Изначально ВХНРЦ им. И. Э. Грабаря − это реставрационный центр. Отдел экспертизы создавался в помощь реставраторам. Реставратор же должен понимать, что он реставрирует, какого времени вещь, какому художнику она принадлежит. Когда я пришла, уже были формы с заданным порядком описания произведения. Но эксперты понимали, что мало просто разобрать композицию, сравнить колорит, нужно что-то еще, чтобы экспертиза была точнее, поэтому они соединяли технологический и стилистический анализ, то есть делали комплексную экспертизу.
В Русском музее, Государственной Третьяковской галерее экспертизу делают два специалиста − технолог и искусствовед, в заключении стоят две подписи. В ВХНРЦ не было разделения на технолога и искусствоведа. Мы совмещали теорию и практику, учились распознавать, почему эта работа старее, чем та, сравнивали холсты и рентгенограммы.
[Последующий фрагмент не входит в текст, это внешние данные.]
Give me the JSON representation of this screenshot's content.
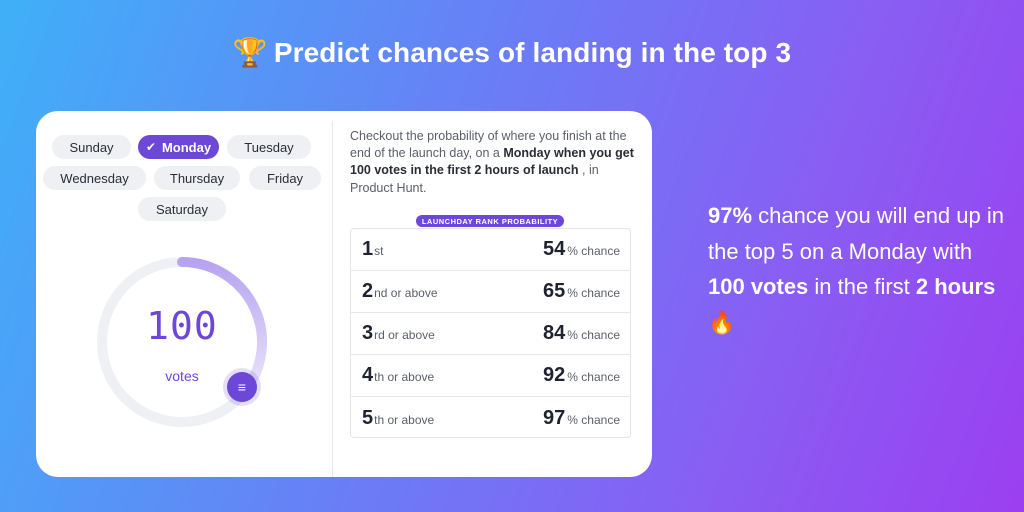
{
  "headline": {
    "icon": "trophy-icon",
    "text": "Predict chances of landing in the top 3"
  },
  "days": [
    {
      "label": "Sunday",
      "selected": false
    },
    {
      "label": "Monday",
      "selected": true
    },
    {
      "label": "Tuesday",
      "selected": false
    },
    {
      "label": "Wednesday",
      "selected": false
    },
    {
      "label": "Thursday",
      "selected": false
    },
    {
      "label": "Friday",
      "selected": false
    },
    {
      "label": "Saturday",
      "selected": false
    }
  ],
  "votes": {
    "value": "100",
    "unit": "votes",
    "progress": 0.36,
    "handle_icon": "menu-icon"
  },
  "description": {
    "part1": "Checkout the probability of where you finish at the end of the launch day, on a ",
    "bold": "Monday when you get 100 votes in the first 2 hours of launch",
    "part2": " , in Product Hunt."
  },
  "table": {
    "badge": "LAUNCHDAY RANK PROBABILITY",
    "rows": [
      {
        "rank": "1",
        "suffix": "st",
        "percent": "54",
        "unit": "% chance"
      },
      {
        "rank": "2",
        "suffix": "nd or above",
        "percent": "65",
        "unit": "% chance"
      },
      {
        "rank": "3",
        "suffix": "rd or above",
        "percent": "84",
        "unit": "% chance"
      },
      {
        "rank": "4",
        "suffix": "th or above",
        "percent": "92",
        "unit": "% chance"
      },
      {
        "rank": "5",
        "suffix": "th or above",
        "percent": "97",
        "unit": "% chance"
      }
    ]
  },
  "summary": {
    "pct": "97%",
    "t1": " chance you will end up in the top 5 on a Monday with ",
    "votes": "100 votes",
    "t2": " in the first ",
    "hours": "2 hours",
    "emoji": "🔥",
    "emoji_icon": "fire-icon"
  },
  "colors": {
    "accent": "#6c47d8",
    "ring_track": "#eef0f3",
    "ring_fill_start": "#b7a3f0",
    "ring_fill_end": "#ece6fb"
  }
}
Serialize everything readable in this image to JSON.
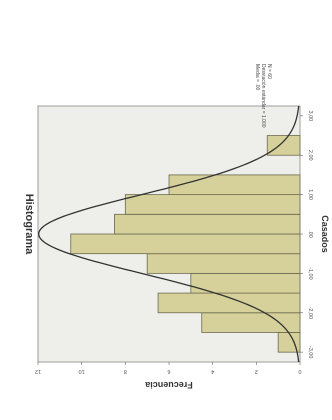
{
  "chart_data": {
    "type": "bar",
    "title": "Histograma",
    "xlabel": "Casados",
    "ylabel": "Frecuencia",
    "x_ticks": [
      "-3,00",
      "-2,00",
      "-1,00",
      ".00",
      "1,00",
      "2,00",
      "3,00"
    ],
    "y_ticks": [
      "0",
      "2",
      "4",
      "6",
      "8",
      "10",
      "12"
    ],
    "xlim": [
      -3.25,
      3.25
    ],
    "ylim": [
      0,
      12
    ],
    "bin_width": 0.5,
    "bins": [
      {
        "x": -2.75,
        "value": 1
      },
      {
        "x": -2.25,
        "value": 4.5
      },
      {
        "x": -1.75,
        "value": 6.5
      },
      {
        "x": -1.25,
        "value": 5
      },
      {
        "x": -0.75,
        "value": 7
      },
      {
        "x": -0.25,
        "value": 10.5
      },
      {
        "x": 0.25,
        "value": 8.5
      },
      {
        "x": 0.75,
        "value": 8
      },
      {
        "x": 1.25,
        "value": 6
      },
      {
        "x": 1.75,
        "value": 0
      },
      {
        "x": 2.25,
        "value": 1.5
      },
      {
        "x": 2.75,
        "value": 0
      }
    ],
    "normal_curve": {
      "mean": 0.0,
      "sd": 1.0,
      "n": 60
    },
    "stats_lines": [
      "Media = .00",
      "Desviación estándar = 1.000",
      "N = 60"
    ],
    "colors": {
      "bar_fill": "#d6d09a",
      "bar_stroke": "#6b6a4e",
      "plot_bg": "#eeeeea",
      "curve": "#333333"
    }
  }
}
Понимание, какие исследования нужны, приходит только с практикой. Вот ты включил микроскоп и смотришь в него. А что ты хочешь увидеть? Например, если ты посмотришь десять картин 1900 года, то увидишь, что зеленый даже у разных художников выглядит похоже, а в другом десятилетии зеленый уже другой. Это всё нюансы, которые помимо архивов, библиотек и документов, работают на авторство. Это и есть комплексный подход к исследованию. Рентген я сама не делаю, но всегда присутствую при просмотре рентгенограмм. На всю страну есть несколько рентгенологов художественных произведений: в Центре Грабаря и при больших музеях – Русском музее, Эрмитаже. Из этих, дай бог, десяти человек только несколько могут квалифицированно сравнить рентгенограммы. Я делаю сравнение сама. Для исследований в ультрафиолетовых и инфракрасных лучах фотосъемку делает фотограф, а эксперт интерпретирует результаты. При фотофиксации фактуры фотограф действует по указаниям эксперта, какие характерные участки нужны для сравнения с эталонами. Химические пробы в Центре Грабаря мы брали сами, это было правило. В лаборатории Музея современного искусства, «Арт Консалтинге» и других организациях мне просто предоставляют результаты, но я стараюсь присутствовать при отборе проб, чтобы понимать, с каких участков они брались, обсуждаю с химиками, какие цвета необходимо посмотреть, нужен ли мне анализ связующего. Когда я получаю результаты, то стараюсь уточнить, нет ли чего-то, что насторожило химика. Может быть есть деталь, которая формально не мешает, но ему не нравится (не все же уложишь в формализованный текст заключения).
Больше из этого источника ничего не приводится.